Le lendemain, Scaramouche, proprement vêtu, se présenta au palais et demanda à parler à M. le marquis. On l’introduisit aussitôt dans un vaste salon, splendidement orné. Quelques domestiques vinrent le considérer d’un air respectueux, mais étonné, et l’attente durant déjà depuis quelques minutes, il commençait à se croire victime d’une mystification quand une jolie soubrette vint le prendre et l’introduisit chez la marquise.

Mme de Bianconero était une femme d’un certain âge, qui avait pu être fort belle, mais qui ne l’était plus. Elle était pourtant tirée à quatre épingles et avait un air très avenant. Quand Matteo Cigoli entra, elle courut plutôt qu’elle n’alla à sa rencontre, le considéra quelques instants d’un air passionné et se précipitant enfin dans ses bras :

— Mon fils, mon cher fils, je te retrouve donc enfin ! s’écria-t-elle.

Et elle s’évanouit.

Scaramouche, confondu d’étonnement, se trouvait fort embarrassé et ne savait où la mettre ; qu’on ne lui en veuille pas de cette apparente insensibilité. La voix du sang ne parlait pas encore assez haut dans son cœur, pour lui faire oublier le côté ridicule de la situation. D’ailleurs, et avant de s’attendrir, il voulait qu’on s’expliquât, et la marquise revint à elle fort à propos pour satisfaire ce désir raisonnable.

Elle l’embrassa tendrement à plusieurs reprises et puis, le faisant asseoir auprès d’elle sur un sofa, elle se mit à pleurer et dit :

— Vous êtes, don César, le fruit, l’unique fruit de mes trop malheureuses amours avec l’infortuné don Giulio Torrevermiglia. A peine étiez-vous né qu’on vous fit partir secrètement pour la Romagne, sous la garde d’un serviteur de confiance, attaché depuis trente ans à ma famille et à qui l’on confia pour vous une somme de soixante mille ducats, qui devait servir à l’éducation de vos premières années. Mais voyez à quel point le cœur de l’homme est fragile ! Ce vieux serviteur se laissa probablement tenter par le désir de s’approprier les soixante mille ducats ; ce que je puis vous dire, c’est que, malgré tous mes efforts, je n’ai plus jamais entendu parler de lui.

"Le prince Jérôme Boccatorta, joueur effréné et amoureux de moi comme un tigre, tua don Giulio, la veille du jour où j’allais l’épouser, et je me trouvai plongée dans la plus affreuse douleur et sans espoir d’être jamais consolée, puisque je croyais vous avoir perdu sans retour.

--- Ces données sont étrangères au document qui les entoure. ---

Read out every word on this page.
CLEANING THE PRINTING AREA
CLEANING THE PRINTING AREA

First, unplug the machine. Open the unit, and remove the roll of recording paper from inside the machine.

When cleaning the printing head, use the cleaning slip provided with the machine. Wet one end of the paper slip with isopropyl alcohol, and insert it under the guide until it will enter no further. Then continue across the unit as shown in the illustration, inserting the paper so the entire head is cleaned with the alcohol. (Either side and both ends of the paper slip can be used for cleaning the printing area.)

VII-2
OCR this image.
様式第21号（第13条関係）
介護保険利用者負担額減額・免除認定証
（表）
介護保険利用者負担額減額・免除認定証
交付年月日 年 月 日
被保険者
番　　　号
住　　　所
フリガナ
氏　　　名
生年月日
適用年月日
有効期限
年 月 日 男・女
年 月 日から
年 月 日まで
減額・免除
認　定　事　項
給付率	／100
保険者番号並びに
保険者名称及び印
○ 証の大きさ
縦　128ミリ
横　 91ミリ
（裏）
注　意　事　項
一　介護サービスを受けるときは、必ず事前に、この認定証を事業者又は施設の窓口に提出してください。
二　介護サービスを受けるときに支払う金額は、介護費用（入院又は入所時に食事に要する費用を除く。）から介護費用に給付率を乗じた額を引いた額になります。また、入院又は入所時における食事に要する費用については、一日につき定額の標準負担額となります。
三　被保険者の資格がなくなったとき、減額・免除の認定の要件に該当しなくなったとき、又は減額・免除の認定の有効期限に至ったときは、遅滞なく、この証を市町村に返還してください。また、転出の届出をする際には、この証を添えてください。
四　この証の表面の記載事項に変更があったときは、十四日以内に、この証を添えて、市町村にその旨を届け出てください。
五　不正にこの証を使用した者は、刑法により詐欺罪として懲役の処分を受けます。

En vain M. de Bianconero me faisait-il une cour assidue, je ne voulais pas entendre parler de mariage. Homme dévoué et aimable ! malgré mes refus, il n’en continua pas moins de me voir tous les jours et, quand ma tristesse croissante et le ravage des années eurent éloigné tous mes courtisans, il me resta seul, ami tendre et aussi respectueux qu’au premier jour. Depuis quinze ans, il a pris le goût des collections d’insectes et, comme il m’en parlait toujours dans ses visites quotidiennes d’une heure à quatre et de cinq à minuit, je lui ai accordé ma main, par découragement, à condition qu’il ne m’ouvrirait jamais la bouche de ses plaisirs scientifiques et qu’il vous reconnaîtrait aussitôt que vous seriez retrouvé.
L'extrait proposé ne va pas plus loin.